Anthropomorphic Feet May Reduce Risk to OI Implants
February 17, 2021
A study conducted by Mark Pitkin, PhD, and Laurent Frossard, PhD, focused on the loading effects of prosthetic feet on osseointegrated (OI) implants. Their results showed that a foot with anthropomorphic characteristics (i.e., the ability to mimic the function and stiffness of a natural ankle), tended to decrease maximal loads at the bone-implant interface and may minimize risks to the interface. The information can help prosthetists make evidence-based decisions about the best options when fitting patients who have bone-anchored prostheses, such as the selection of components and alignment of the prosthesis.
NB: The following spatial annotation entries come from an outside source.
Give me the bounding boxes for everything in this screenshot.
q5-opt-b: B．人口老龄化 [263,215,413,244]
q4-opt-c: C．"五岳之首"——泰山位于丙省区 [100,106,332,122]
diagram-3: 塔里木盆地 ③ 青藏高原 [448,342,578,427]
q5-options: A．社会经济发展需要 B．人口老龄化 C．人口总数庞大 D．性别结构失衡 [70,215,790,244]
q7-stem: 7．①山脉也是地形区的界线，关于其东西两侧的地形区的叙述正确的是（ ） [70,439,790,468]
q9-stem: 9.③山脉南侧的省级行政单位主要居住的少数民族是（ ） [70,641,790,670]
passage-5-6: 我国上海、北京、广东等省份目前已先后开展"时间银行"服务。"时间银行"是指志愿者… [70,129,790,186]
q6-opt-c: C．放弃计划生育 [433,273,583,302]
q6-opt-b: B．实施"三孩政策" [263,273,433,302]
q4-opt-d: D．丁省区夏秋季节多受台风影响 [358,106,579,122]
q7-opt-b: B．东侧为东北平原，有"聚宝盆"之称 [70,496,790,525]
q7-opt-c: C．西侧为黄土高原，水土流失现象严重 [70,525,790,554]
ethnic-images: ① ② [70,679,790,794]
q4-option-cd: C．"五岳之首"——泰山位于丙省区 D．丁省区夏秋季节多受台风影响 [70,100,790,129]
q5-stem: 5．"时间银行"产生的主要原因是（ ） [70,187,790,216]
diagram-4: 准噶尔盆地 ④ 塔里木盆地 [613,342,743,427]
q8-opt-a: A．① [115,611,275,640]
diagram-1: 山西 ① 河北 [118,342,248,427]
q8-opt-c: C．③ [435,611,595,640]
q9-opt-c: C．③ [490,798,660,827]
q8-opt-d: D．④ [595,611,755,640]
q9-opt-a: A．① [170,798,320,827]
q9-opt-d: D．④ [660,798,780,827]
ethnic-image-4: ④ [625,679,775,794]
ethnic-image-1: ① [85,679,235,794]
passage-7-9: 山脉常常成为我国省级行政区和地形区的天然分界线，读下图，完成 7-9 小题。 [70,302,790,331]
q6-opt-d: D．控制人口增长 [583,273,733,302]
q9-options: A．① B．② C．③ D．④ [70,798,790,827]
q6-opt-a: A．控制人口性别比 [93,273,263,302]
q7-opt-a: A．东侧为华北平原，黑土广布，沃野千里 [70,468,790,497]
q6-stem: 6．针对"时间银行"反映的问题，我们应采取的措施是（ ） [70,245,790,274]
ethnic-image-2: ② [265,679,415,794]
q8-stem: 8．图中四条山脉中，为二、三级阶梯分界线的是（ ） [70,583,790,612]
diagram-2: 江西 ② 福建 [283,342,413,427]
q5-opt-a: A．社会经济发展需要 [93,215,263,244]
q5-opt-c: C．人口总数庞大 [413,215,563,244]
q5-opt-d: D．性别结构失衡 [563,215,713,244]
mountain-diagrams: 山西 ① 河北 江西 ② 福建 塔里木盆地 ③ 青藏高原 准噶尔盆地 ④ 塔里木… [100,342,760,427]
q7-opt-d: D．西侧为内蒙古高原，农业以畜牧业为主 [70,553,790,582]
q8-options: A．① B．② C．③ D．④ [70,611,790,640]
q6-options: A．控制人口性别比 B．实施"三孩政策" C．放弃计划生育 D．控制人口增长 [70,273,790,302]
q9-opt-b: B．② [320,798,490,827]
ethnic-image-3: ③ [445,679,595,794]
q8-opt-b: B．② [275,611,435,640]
Frossard said that in discussions about OI, the role of the prosthetist as the "primary point of contact for consumers and responsible for prosthetic loading" has been overlooked. "We often forget that prosthetists play a key role in the prevention of load-related adverse events when fitting bone-anchored bionics prostheses," he said.
OI implants carry risks such as early loosening, mechanical failure of percutaneous and medullar parts, periprosthetic issues, and infections, the authors noted. Underloading can lead to early loosening and infection, but overloading might compromise the bone-implant interface. Therefore, the researchers sought a "Goldilocks" loading regimen (loading that is neither too much nor too little) for safe and efficient development of osseointegration around the implant during rehabilitation and beyond.
The authors' hypothesis was that ideal loading could be achieved with a prosthetic ankle that showed a moment-angle relationship similar to a sound ankle. The Free-Flow foot was selected for its anthropomorphicity demonstrated in previous studies with amputees using traditional socket attachments.
"The Free Flow foot was initially designed by WillowWood to be anthropomorphic. So it made sense to test the anthropomorphic characteristics of this particular foot and to compare it to other feet with non-anthropomorphic designs," Frossard said.
Pitkin and Frossard calculated the slope of the moment-angle curve (stiffness) twice for each of the four able-bodied participants in experiment 1: for the first half and for the second half of the moment-angle curve. The difference of stiffnesses (those at the second half minus at the first half) was called the index of anthropomorphicity (IA).
In experiment 2, the same recordings and calculations were performed for three participants fitted with transtibial osseointegrated fixation during walking with their usual prosthetic feet and the Free-Flow Foot.
The IA was 5.88 ± 0.93 for the able-bodied participants, indicating that the stiffness during the first part of the dorsiflexion phase was substantially less than during the second parts, as the calf muscles resisted to angulation in the ankle substantially less than during the second part of dorsiflexion phase.
For amputees fitted with the Free-Flow foot, IA was 2.68 ± 1.09 and −2.97 ± 2.37 for the same amputees fitted with their usual feet.
"Understanding the missing links between anthropomorphicity of bionic feet and developments of osseointegration is key for an evidence-based fitting of bone-anchored bionics prostheses," Froussard said.
The open-access study, "Loading Effect of Prosthetic Feet's Anthropomorphicity on Transtibial Osseointegrated Implant," was published in Military Medicine.